Chicago Entrepreneurs to Mayor: Allow Us to Create New Jobs!

J. Justin Wilson
J. Justin Wilson · December 5, 2013

Chicago Ill.—Despite dismal job creation numbers across the country, Chicago Mayor Rahm Emmanuel recently announced plans to add 40,000 tech jobs in Chicago. But a new paper and video from the IJ Clinic on Entrepreneurship at the University of Chicago explain that officials in the Windy City are suppressing job creation through needless red tape and regulations. In fact, Chicago makes it illegal for tech companies to create more than one job before they rent office space.

“We applaud Mayor Emanuel for recognizing the importance of creating new jobs in Chicago,” said Beth Kregor, director of the IJ Clinic. “The Clinic and our entrepreneurs would love to work with the mayor and city officials to create an environment that allows job creation to flourish. Unfortunately, Chicago does not have such an environment today.”

Kregor, a nationally recognized expert on entrepreneurship and job creation, authored a new paper, Space to Work: Opening Job Opportunities by Reducing Regulation, profiling several Chicago entrepreneurs and the problems they face from city regulations. Kregor offers several solutions the city can implement to improve Chicago job growth. She recently presented her work at the Aspen Institute’s seminar, Big Ideas for Jobs: Entrepreneurship as a Job Creation Strategy. Her presentation is available online.

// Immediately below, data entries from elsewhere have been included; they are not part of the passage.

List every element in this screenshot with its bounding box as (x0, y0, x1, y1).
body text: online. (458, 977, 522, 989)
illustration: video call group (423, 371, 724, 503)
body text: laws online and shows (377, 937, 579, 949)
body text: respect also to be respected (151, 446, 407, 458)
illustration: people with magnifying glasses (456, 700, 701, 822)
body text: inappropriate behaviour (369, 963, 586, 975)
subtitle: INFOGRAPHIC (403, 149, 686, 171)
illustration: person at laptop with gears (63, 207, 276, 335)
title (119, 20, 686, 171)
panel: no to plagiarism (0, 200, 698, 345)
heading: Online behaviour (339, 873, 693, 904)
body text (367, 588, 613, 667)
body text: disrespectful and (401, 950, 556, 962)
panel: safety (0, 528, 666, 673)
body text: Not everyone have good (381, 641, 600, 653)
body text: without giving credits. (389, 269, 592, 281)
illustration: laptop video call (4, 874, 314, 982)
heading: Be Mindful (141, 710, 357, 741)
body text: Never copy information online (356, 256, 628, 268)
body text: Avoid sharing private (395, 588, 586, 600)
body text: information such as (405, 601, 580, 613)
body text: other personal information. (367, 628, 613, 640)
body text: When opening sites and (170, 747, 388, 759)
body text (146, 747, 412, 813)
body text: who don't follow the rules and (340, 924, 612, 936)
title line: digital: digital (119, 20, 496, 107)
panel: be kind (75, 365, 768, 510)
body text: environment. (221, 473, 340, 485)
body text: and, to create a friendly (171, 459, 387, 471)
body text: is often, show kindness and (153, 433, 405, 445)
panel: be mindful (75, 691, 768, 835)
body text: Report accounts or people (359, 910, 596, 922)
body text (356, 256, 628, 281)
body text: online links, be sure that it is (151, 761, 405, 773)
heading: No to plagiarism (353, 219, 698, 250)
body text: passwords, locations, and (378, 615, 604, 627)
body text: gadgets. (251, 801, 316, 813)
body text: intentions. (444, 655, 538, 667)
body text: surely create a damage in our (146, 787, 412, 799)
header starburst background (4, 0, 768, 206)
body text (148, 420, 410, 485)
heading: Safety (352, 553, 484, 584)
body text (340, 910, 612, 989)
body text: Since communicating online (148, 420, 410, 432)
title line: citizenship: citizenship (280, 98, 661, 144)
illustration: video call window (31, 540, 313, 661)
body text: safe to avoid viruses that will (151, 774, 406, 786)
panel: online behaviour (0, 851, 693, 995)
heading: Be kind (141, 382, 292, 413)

Today, the IJ Clinic released a video detailing the story of Chicago entrepreneur Zina Murray and how the city killed her innovative business that was an incubator for Chicago job creators. Zina turned a vacant building in her neighborhood into a beautiful, eco-friendly business, Logan Square Kitchen. It allowed entrepreneurs to start food enterprises in a safe, legal and licensed environment. But constant delays, holdups and expenses from city hall – including 14 separate inspections – proved deadly to Zina’s Little American Dream Factory. She was forced to close her doors.

“Entrepreneurs throughout Chicago desperately want to create new jobs and provide new and innovative services for their communities,” said Kregor. “By simply removing needless barriers to innovation and entrepreneurship, Chicago can create an atmosphere where new ideas are welcome, neighborhoods flourish, and Chicagoans create jobs for each other.”
The IJ Clinic on Entrepreneurship at the University of Chicago Law School has helped hundreds of low- and moderate-income entrepreneurs across the city who need legal assistance but cannot afford it.